Ich war in dem Treffen über das Schreiben von Anleitungen und Hilfstexten für die Webseite https://userbase.kde.org/Welcome_to_KDE_UserBase und versuchte dort den Anstoß zu geben, dass es meiner Meinung nach in einigen Fällen sinnvoller wäre, Hilfe direkt dort zur Verfügung zu stellen, wo sie gebraucht wird: Am besten also direkt in der Anwendung. Ich hatte leider nicht den Eindruck, als ob ich in der Lage war, die dort Versammelten davon zu überzeugen. Hier möchte ich aber wiederholen, dass jeder zusätzliche Schritt, der zwischen den Nutzern und der verfügbaren Hilfe liegt, dazu führt, dass die Nutzer die Hilfe mit geringerer Wahrscheinlichkeit verwenden werden. Wenn Nutzer nicht wissen, was ein Knopf tut, dann sollte die Hilfe für den Knopf direkt vom Knopf aus oder daneben aufgerufen werden können.

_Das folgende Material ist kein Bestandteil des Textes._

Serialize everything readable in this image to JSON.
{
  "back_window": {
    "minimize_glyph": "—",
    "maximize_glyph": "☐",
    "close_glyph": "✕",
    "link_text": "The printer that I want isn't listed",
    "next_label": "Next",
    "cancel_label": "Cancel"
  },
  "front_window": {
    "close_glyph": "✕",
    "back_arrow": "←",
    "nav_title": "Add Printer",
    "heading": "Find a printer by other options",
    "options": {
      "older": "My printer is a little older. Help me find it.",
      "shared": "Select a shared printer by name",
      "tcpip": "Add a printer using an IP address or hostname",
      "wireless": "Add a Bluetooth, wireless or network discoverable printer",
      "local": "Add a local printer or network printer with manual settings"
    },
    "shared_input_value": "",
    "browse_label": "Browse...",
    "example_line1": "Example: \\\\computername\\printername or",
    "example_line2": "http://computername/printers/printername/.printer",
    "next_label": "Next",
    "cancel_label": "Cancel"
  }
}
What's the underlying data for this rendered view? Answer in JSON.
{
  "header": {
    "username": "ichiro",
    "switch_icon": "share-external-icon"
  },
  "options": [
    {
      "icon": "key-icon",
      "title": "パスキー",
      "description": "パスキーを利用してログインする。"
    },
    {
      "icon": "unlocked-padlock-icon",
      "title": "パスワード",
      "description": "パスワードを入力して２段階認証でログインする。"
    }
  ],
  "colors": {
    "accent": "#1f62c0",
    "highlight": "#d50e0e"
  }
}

Im Positiven habe ich bemerkt, dass manche KDE-Leute bereits die Nützlichkeit dieser Funktionalität verstanden haben. Kai Uwe Broulik hat sich als Fan geoutet. Ich hoffe, es ist nur eine Frage der Zeit, bis diese neue Art Hilfe anzubieten, für jeden genauso selbstverständlich wird, wie die zwei Jahre jungen, kleinen Hilfsknöpfe in den Systemeinstellungen.

So viel zu meinen Bemühungen. Wenn Sie bis hierhin interessiert gelesen haben, dann interessieren Sie sich vielleicht auch für meine Videos zur KDE Entwicklung: https://tube.tchncs.de/c/felix_ernst/videos

Dank an KDE e.V. und dessen Spender

Die bunte Truppe, die zu Akademy 2022 nach Barcelona reisten, zu treffen, war ein großer Gewinn für unsere weitere Zusammenarbeit und damit auch letztendlich für unsere Software. Der obige Text ist ja bereits viel zu lang und doch habe ich bislang fast nur über Dolphin geredet, obwohl noch so viele andere Themen in Barcelona von Bedeutung waren. Allen voran wie schön es war, andere KDE Mitwirkende zum ersten Mal persönlich zu treffen.

Ich möchte hier dem KDE e.V. und den vielen Spendern an diese Organisation danken, denn durch sie wurde ein Großteil der Gesamtkosten meiner Reise bezahlt. Nachdem ich nun die Verwalter dieser Spenden persönlich kennengelernt habe, kann ich mit voller Überzeugung sagen, dass Spenden an den KDE e.V. in guten Händen sind und mit großer Sorgfalt und Strategie ausgegeben werden, um den Fortbestand und das Wachstum der größeren KDE Gemeinschaft zu sichern. Wenn Sie auch eine gemeinnützige Spende tätigen möchten, gehen Sie zu: https://kde.org/de/community/donations/.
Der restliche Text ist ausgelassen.